By Robert Dilday
Amy Butler, a Baptist pastor in Washington nominated April 27 to fill the pulpit of the prominent Riverside Church in New York City, was elected June 8 as the 84-year-old congregation’s first woman pastor.
Butler, 44, who has been pastor of Calvary Baptist Church in Washington for 11 years, took to Riverside’s pulpit Pentecost Sunday to tell her new congregation a “hurting world needs the hope that you can offer.”
“God’s church can be a place where we are healed, and where we heal each other, and together we heal the world,” she said in her sermon, according to the New York Times.
Since it was organized in 1930 by industrialist John D. Rockefeller, the 1,670-member Riverside Church has been a bastion of progressive Christianity. Officially affiliated with both the American Baptist Churches USA and the United Church of Christ, it describes itself as interdenominational. Its pastors — including Harry Emerson Fosdick, William Sloane Coffin and James Forbes Jr. — have been influential voices in American theological and political life.
The church has been without a senior minister since the resignation of Brad Braxton in 2009, who held the position for less than a year. According to the Times, Braxton, an ordained Baptist minister, was the focus of infighting over the mission of the church. He told the Times he saw his mandate as helping the congregation decide “how to bring an interfaith, interracial, progressive religious institution from the 20th century into the 21st century.”
But eventually he stepped aside to allow the church to work through issues such as solidifying its identity and determining exactly what kind of pastor it wants to lead it.
Butler found a similar situation at Calvary when she became its first female pastor in 2003. Attendance had declined and the church was grappling with its mission. During her tenure the church grew from under 100 worshippers to about 300 and attracted a racially and demographically diverse congregation.

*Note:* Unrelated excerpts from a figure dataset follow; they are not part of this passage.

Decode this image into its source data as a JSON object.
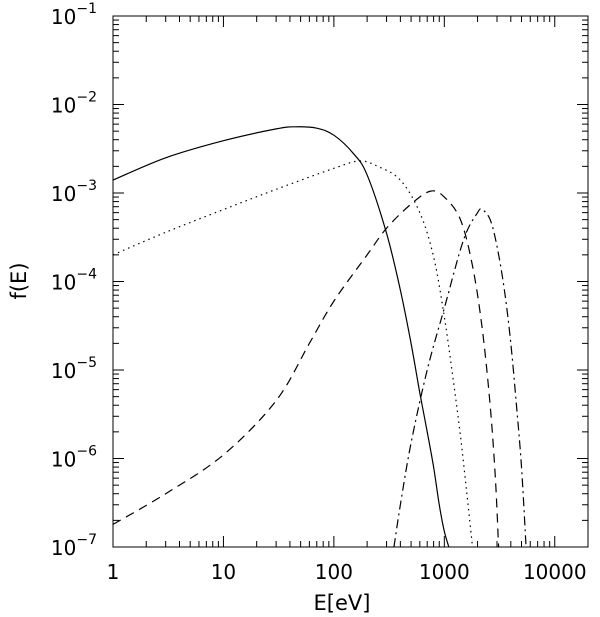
{
  "chart_data": {
    "type": "line",
    "title": "",
    "xlabel": "E[eV]",
    "ylabel": "f(E)",
    "xscale": "log",
    "yscale": "log",
    "xlim": [
      1,
      20000
    ],
    "ylim": [
      1e-07,
      0.1
    ],
    "grid": false,
    "legend": "none",
    "x_ticks": [
      {
        "value": 1,
        "label": "1"
      },
      {
        "value": 10,
        "label": "10"
      },
      {
        "value": 100,
        "label": "100"
      },
      {
        "value": 1000,
        "label": "1000"
      },
      {
        "value": 10000,
        "label": "10000"
      }
    ],
    "y_ticks": [
      {
        "value": 1e-07,
        "mantissa": "10",
        "exponent": "−7"
      },
      {
        "value": 1e-06,
        "mantissa": "10",
        "exponent": "−6"
      },
      {
        "value": 1e-05,
        "mantissa": "10",
        "exponent": "−5"
      },
      {
        "value": 0.0001,
        "mantissa": "10",
        "exponent": "−4"
      },
      {
        "value": 0.001,
        "mantissa": "10",
        "exponent": "−3"
      },
      {
        "value": 0.01,
        "mantissa": "10",
        "exponent": "−2"
      },
      {
        "value": 0.1,
        "mantissa": "10",
        "exponent": "−1"
      }
    ],
    "series": [
      {
        "style": "solid",
        "points": [
          [
            1,
            0.0014
          ],
          [
            3,
            0.0025
          ],
          [
            10,
            0.0039
          ],
          [
            30,
            0.0053
          ],
          [
            45,
            0.0056
          ],
          [
            70,
            0.0054
          ],
          [
            100,
            0.0045
          ],
          [
            150,
            0.0028
          ],
          [
            200,
            0.0016
          ],
          [
            300,
            0.00035
          ],
          [
            400,
            8e-05
          ],
          [
            500,
            2e-05
          ],
          [
            600,
            5.5e-06
          ],
          [
            700,
            2e-06
          ],
          [
            800,
            8e-07
          ],
          [
            900,
            3e-07
          ],
          [
            1000,
            1.5e-07
          ],
          [
            1100,
            1e-07
          ]
        ]
      },
      {
        "style": "dotted",
        "points": [
          [
            1,
            0.0002
          ],
          [
            3,
            0.00036
          ],
          [
            10,
            0.00065
          ],
          [
            30,
            0.0011
          ],
          [
            100,
            0.0019
          ],
          [
            170,
            0.0023
          ],
          [
            250,
            0.002
          ],
          [
            400,
            0.0014
          ],
          [
            600,
            0.0006
          ],
          [
            800,
            0.00019
          ],
          [
            1000,
            4e-05
          ],
          [
            1200,
            8e-06
          ],
          [
            1400,
            1.8e-06
          ],
          [
            1600,
            4e-07
          ],
          [
            1800,
            1e-07
          ]
        ]
      },
      {
        "style": "dashed",
        "points": [
          [
            1,
            1.8e-07
          ],
          [
            3,
            4e-07
          ],
          [
            10,
            1.1e-06
          ],
          [
            30,
            4.5e-06
          ],
          [
            60,
            2e-05
          ],
          [
            100,
            6e-05
          ],
          [
            200,
            0.0002
          ],
          [
            300,
            0.0004
          ],
          [
            500,
            0.00075
          ],
          [
            750,
            0.00105
          ],
          [
            1000,
            0.0009
          ],
          [
            1400,
            0.0005
          ],
          [
            1800,
            0.00015
          ],
          [
            2200,
            3e-05
          ],
          [
            2600,
            4e-06
          ],
          [
            2900,
            6e-07
          ],
          [
            3100,
            1e-07
          ]
        ]
      },
      {
        "style": "dash-dot",
        "points": [
          [
            350,
            1e-07
          ],
          [
            400,
            3e-07
          ],
          [
            500,
            1.5e-06
          ],
          [
            700,
            1e-05
          ],
          [
            1000,
            5e-05
          ],
          [
            1500,
            0.0003
          ],
          [
            2000,
            0.0006
          ],
          [
            2200,
            0.00065
          ],
          [
            2600,
            0.0005
          ],
          [
            3000,
            0.00025
          ],
          [
            3500,
            8e-05
          ],
          [
            4000,
            2e-05
          ],
          [
            4500,
            4e-06
          ],
          [
            5000,
            8e-07
          ],
          [
            5500,
            1e-07
          ]
        ]
      }
    ]
  }
}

When she was nominated in April, Butler told the Riverside congregation that it could model the “future expression of church.”
“Riverside’s diversity raises the potential of modeling how we live with and relate to one another. The human community is messy and sometimes painful. But to live into a vision of love within the tension of uncertainty and difference can be stunningly transformational. The possibilities are so great — small glimpses of God’s imagination and intent for the whole world.”